Los conocidos astrónomos albaceteños José Cernicharo y Juan Ramón Pardo, utilizando el radiotelescopio de 40 metros del Observatorio de Yebes en Guadalajara, han detectado por primera vez en el espacio un nuevo anión (un ión con carga negativa), en concreto el C7N-.
Hasta hace unos años, la existencia de aniones y su posible detección en el Universo era solo una teoría pero finalmente se encontraron y este hallazgo amplía en catálogo de los mismos en el espacio y ayuda a entender un poco mejor la astroquímica.
El descubrimiento tiene la particularidad de haberse hecho simultáneamente en dos objetos
astronómicos totalmente diferentes, la nube molecular fría TMC-1 y la envoltura de la estrella evolucionada CV Leo.

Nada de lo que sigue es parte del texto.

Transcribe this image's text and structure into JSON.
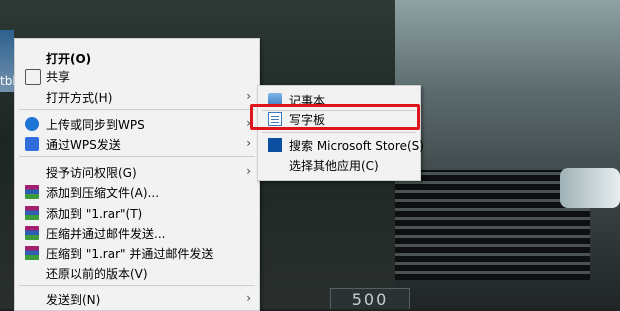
{
  "desktop": {
    "icon_label": "tbl"
  },
  "wallpaper": {
    "plate_text": "500"
  },
  "context_menu": {
    "items": [
      {
        "label": "打开(O)",
        "bold": true,
        "icon": "none",
        "submenu": false
      },
      {
        "label": "共享",
        "icon": "share-icon",
        "submenu": false
      },
      {
        "label": "打开方式(H)",
        "icon": "none",
        "submenu": true
      },
      {
        "label": "上传或同步到WPS",
        "icon": "wps-cloud-icon",
        "submenu": true
      },
      {
        "label": "通过WPS发送",
        "icon": "wps-send-icon",
        "submenu": true
      },
      {
        "label": "授予访问权限(G)",
        "icon": "none",
        "submenu": true
      },
      {
        "label": "添加到压缩文件(A)...",
        "icon": "winrar-icon",
        "submenu": false
      },
      {
        "label": "添加到 \"1.rar\"(T)",
        "icon": "winrar-icon",
        "submenu": false
      },
      {
        "label": "压缩并通过邮件发送...",
        "icon": "winrar-icon",
        "submenu": false
      },
      {
        "label": "压缩到 \"1.rar\" 并通过邮件发送",
        "icon": "winrar-icon",
        "submenu": false
      },
      {
        "label": "还原以前的版本(V)",
        "icon": "none",
        "submenu": false
      },
      {
        "label": "发送到(N)",
        "icon": "none",
        "submenu": true
      }
    ]
  },
  "open_with_submenu": {
    "items": [
      {
        "label": "记事本",
        "icon": "notepad-icon"
      },
      {
        "label": "写字板",
        "icon": "wordpad-icon",
        "highlighted": true
      },
      {
        "label": "搜索 Microsoft Store(S)",
        "icon": "store-icon"
      },
      {
        "label": "选择其他应用(C)",
        "icon": "none"
      }
    ]
  },
  "colors": {
    "menu_bg": "#f2f2f2",
    "highlight": "#e0141c"
  }
}
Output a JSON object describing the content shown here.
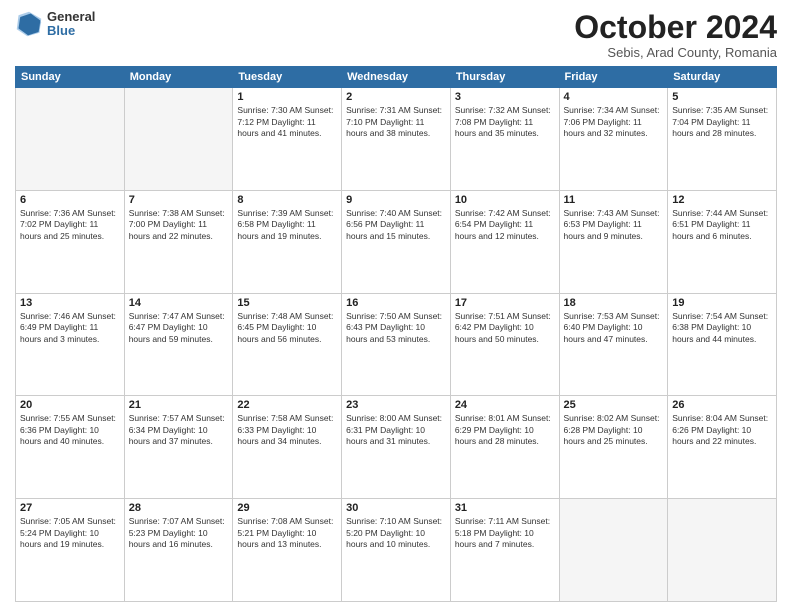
{
  "header": {
    "logo_general": "General",
    "logo_blue": "Blue",
    "month_title": "October 2024",
    "location": "Sebis, Arad County, Romania"
  },
  "calendar": {
    "days_of_week": [
      "Sunday",
      "Monday",
      "Tuesday",
      "Wednesday",
      "Thursday",
      "Friday",
      "Saturday"
    ],
    "weeks": [
      [
        {
          "day": "",
          "info": ""
        },
        {
          "day": "",
          "info": ""
        },
        {
          "day": "1",
          "info": "Sunrise: 7:30 AM\nSunset: 7:12 PM\nDaylight: 11 hours and 41 minutes."
        },
        {
          "day": "2",
          "info": "Sunrise: 7:31 AM\nSunset: 7:10 PM\nDaylight: 11 hours and 38 minutes."
        },
        {
          "day": "3",
          "info": "Sunrise: 7:32 AM\nSunset: 7:08 PM\nDaylight: 11 hours and 35 minutes."
        },
        {
          "day": "4",
          "info": "Sunrise: 7:34 AM\nSunset: 7:06 PM\nDaylight: 11 hours and 32 minutes."
        },
        {
          "day": "5",
          "info": "Sunrise: 7:35 AM\nSunset: 7:04 PM\nDaylight: 11 hours and 28 minutes."
        }
      ],
      [
        {
          "day": "6",
          "info": "Sunrise: 7:36 AM\nSunset: 7:02 PM\nDaylight: 11 hours and 25 minutes."
        },
        {
          "day": "7",
          "info": "Sunrise: 7:38 AM\nSunset: 7:00 PM\nDaylight: 11 hours and 22 minutes."
        },
        {
          "day": "8",
          "info": "Sunrise: 7:39 AM\nSunset: 6:58 PM\nDaylight: 11 hours and 19 minutes."
        },
        {
          "day": "9",
          "info": "Sunrise: 7:40 AM\nSunset: 6:56 PM\nDaylight: 11 hours and 15 minutes."
        },
        {
          "day": "10",
          "info": "Sunrise: 7:42 AM\nSunset: 6:54 PM\nDaylight: 11 hours and 12 minutes."
        },
        {
          "day": "11",
          "info": "Sunrise: 7:43 AM\nSunset: 6:53 PM\nDaylight: 11 hours and 9 minutes."
        },
        {
          "day": "12",
          "info": "Sunrise: 7:44 AM\nSunset: 6:51 PM\nDaylight: 11 hours and 6 minutes."
        }
      ],
      [
        {
          "day": "13",
          "info": "Sunrise: 7:46 AM\nSunset: 6:49 PM\nDaylight: 11 hours and 3 minutes."
        },
        {
          "day": "14",
          "info": "Sunrise: 7:47 AM\nSunset: 6:47 PM\nDaylight: 10 hours and 59 minutes."
        },
        {
          "day": "15",
          "info": "Sunrise: 7:48 AM\nSunset: 6:45 PM\nDaylight: 10 hours and 56 minutes."
        },
        {
          "day": "16",
          "info": "Sunrise: 7:50 AM\nSunset: 6:43 PM\nDaylight: 10 hours and 53 minutes."
        },
        {
          "day": "17",
          "info": "Sunrise: 7:51 AM\nSunset: 6:42 PM\nDaylight: 10 hours and 50 minutes."
        },
        {
          "day": "18",
          "info": "Sunrise: 7:53 AM\nSunset: 6:40 PM\nDaylight: 10 hours and 47 minutes."
        },
        {
          "day": "19",
          "info": "Sunrise: 7:54 AM\nSunset: 6:38 PM\nDaylight: 10 hours and 44 minutes."
        }
      ],
      [
        {
          "day": "20",
          "info": "Sunrise: 7:55 AM\nSunset: 6:36 PM\nDaylight: 10 hours and 40 minutes."
        },
        {
          "day": "21",
          "info": "Sunrise: 7:57 AM\nSunset: 6:34 PM\nDaylight: 10 hours and 37 minutes."
        },
        {
          "day": "22",
          "info": "Sunrise: 7:58 AM\nSunset: 6:33 PM\nDaylight: 10 hours and 34 minutes."
        },
        {
          "day": "23",
          "info": "Sunrise: 8:00 AM\nSunset: 6:31 PM\nDaylight: 10 hours and 31 minutes."
        },
        {
          "day": "24",
          "info": "Sunrise: 8:01 AM\nSunset: 6:29 PM\nDaylight: 10 hours and 28 minutes."
        },
        {
          "day": "25",
          "info": "Sunrise: 8:02 AM\nSunset: 6:28 PM\nDaylight: 10 hours and 25 minutes."
        },
        {
          "day": "26",
          "info": "Sunrise: 8:04 AM\nSunset: 6:26 PM\nDaylight: 10 hours and 22 minutes."
        }
      ],
      [
        {
          "day": "27",
          "info": "Sunrise: 7:05 AM\nSunset: 5:24 PM\nDaylight: 10 hours and 19 minutes."
        },
        {
          "day": "28",
          "info": "Sunrise: 7:07 AM\nSunset: 5:23 PM\nDaylight: 10 hours and 16 minutes."
        },
        {
          "day": "29",
          "info": "Sunrise: 7:08 AM\nSunset: 5:21 PM\nDaylight: 10 hours and 13 minutes."
        },
        {
          "day": "30",
          "info": "Sunrise: 7:10 AM\nSunset: 5:20 PM\nDaylight: 10 hours and 10 minutes."
        },
        {
          "day": "31",
          "info": "Sunrise: 7:11 AM\nSunset: 5:18 PM\nDaylight: 10 hours and 7 minutes."
        },
        {
          "day": "",
          "info": ""
        },
        {
          "day": "",
          "info": ""
        }
      ]
    ]
  }
}
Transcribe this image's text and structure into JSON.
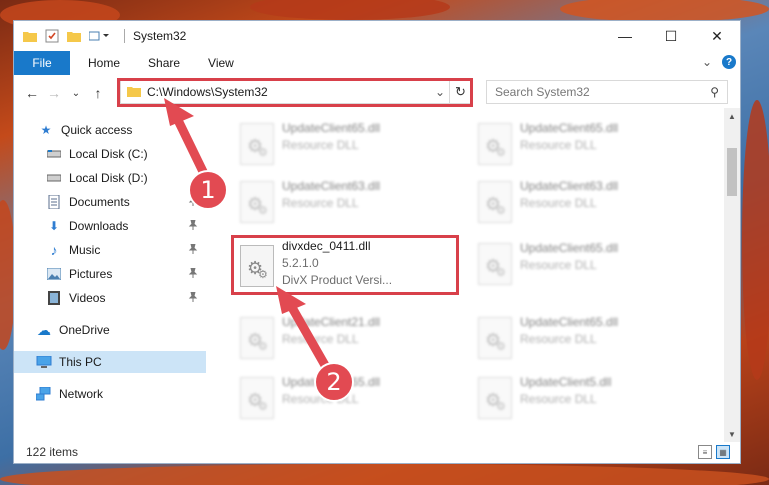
{
  "window": {
    "title": "System32",
    "controls": {
      "minimize": "—",
      "maximize": "☐",
      "close": "✕"
    }
  },
  "ribbon": {
    "tabs": [
      "File",
      "Home",
      "Share",
      "View"
    ],
    "expand_glyph": "⌄",
    "help": "?"
  },
  "nav": {
    "back": "←",
    "forward": "→",
    "recent": "⌄",
    "up": "↑",
    "address": "C:\\Windows\\System32",
    "address_dropdown": "⌄",
    "refresh": "↻",
    "search_placeholder": "Search System32",
    "search_glyph": "⚲"
  },
  "sidebar": {
    "items": [
      {
        "label": "Quick access",
        "icon": "star-icon",
        "glyph": "★",
        "color": "#2f7dd1"
      },
      {
        "label": "Local Disk (C:)",
        "icon": "drive-icon",
        "glyph": "▭",
        "color": "#555555"
      },
      {
        "label": "Local Disk (D:)",
        "icon": "drive-icon",
        "glyph": "▭",
        "color": "#555555"
      },
      {
        "label": "Documents",
        "icon": "documents-icon",
        "glyph": "▤",
        "color": "#5a6e8c",
        "pin": "📌"
      },
      {
        "label": "Downloads",
        "icon": "download-icon",
        "glyph": "⬇",
        "color": "#2f7dd1",
        "pin": "📌"
      },
      {
        "label": "Music",
        "icon": "music-icon",
        "glyph": "♪",
        "color": "#2f7dd1",
        "pin": "📌"
      },
      {
        "label": "Pictures",
        "icon": "pictures-icon",
        "glyph": "▨",
        "color": "#4a7fb0",
        "pin": "📌"
      },
      {
        "label": "Videos",
        "icon": "videos-icon",
        "glyph": "▦",
        "color": "#555555",
        "pin": "📌"
      },
      {
        "label": "OneDrive",
        "icon": "cloud-icon",
        "glyph": "☁",
        "color": "#1979ca"
      },
      {
        "label": "This PC",
        "icon": "computer-icon",
        "glyph": "▭",
        "color": "#2f7dd1"
      },
      {
        "label": "Network",
        "icon": "network-icon",
        "glyph": "⧉",
        "color": "#2f7dd1"
      }
    ]
  },
  "files": [
    {
      "name": "UpdateClient65.dll",
      "sub1": "Resource DLL",
      "sub2": ""
    },
    {
      "name": "UpdateClient65.dll",
      "sub1": "Resource DLL",
      "sub2": ""
    },
    {
      "name": "UpdateClient63.dll",
      "sub1": "Resource DLL",
      "sub2": ""
    },
    {
      "name": "UpdateClient63.dll",
      "sub1": "Resource DLL",
      "sub2": ""
    },
    {
      "name": "divxdec_0411.dll",
      "sub1": "5.2.1.0",
      "sub2": "DivX  Product Versi..."
    },
    {
      "name": "UpdateClient65.dll",
      "sub1": "Resource DLL",
      "sub2": ""
    },
    {
      "name": "UpdateClient21.dll",
      "sub1": "Resource DLL",
      "sub2": ""
    },
    {
      "name": "UpdateClient65.dll",
      "sub1": "Resource DLL",
      "sub2": ""
    },
    {
      "name": "UpdateClient65.dll",
      "sub1": "Resource DLL",
      "sub2": ""
    },
    {
      "name": "UpdateClient5.dll",
      "sub1": "Resource DLL",
      "sub2": ""
    }
  ],
  "status": {
    "item_count": "122 items"
  },
  "annotations": [
    {
      "label": "1",
      "color": "#e24a52"
    },
    {
      "label": "2",
      "color": "#e24a52"
    }
  ]
}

Las condiciones físicas en ambos lugares son totalmente distintas, sin embargo las frecuencias detectadas son las mismas y han llevado a este grupo de investigadores al hallazgo.

Sustancias químicas casi imposibles de estudiar
Curiosamente, este tipo de sustancias químicas son casi imposibles de estudiar y caracterizar en laboratorios terrestres ya que al tener una carga eléctrica negativa tienden a perderla rápidamente mediante algún tipo de reacción.
Las bajas densidades existentes en el espacio, sin embargo, permiten que estos aniones sobrevivan por tiempos suficientemente largos como para que finalmente sean detectados al observar masas de gas de enorme tamaño.
El artículo aparece en el número de este mes de la revista científica internacional «Astronomy and Astrophysics».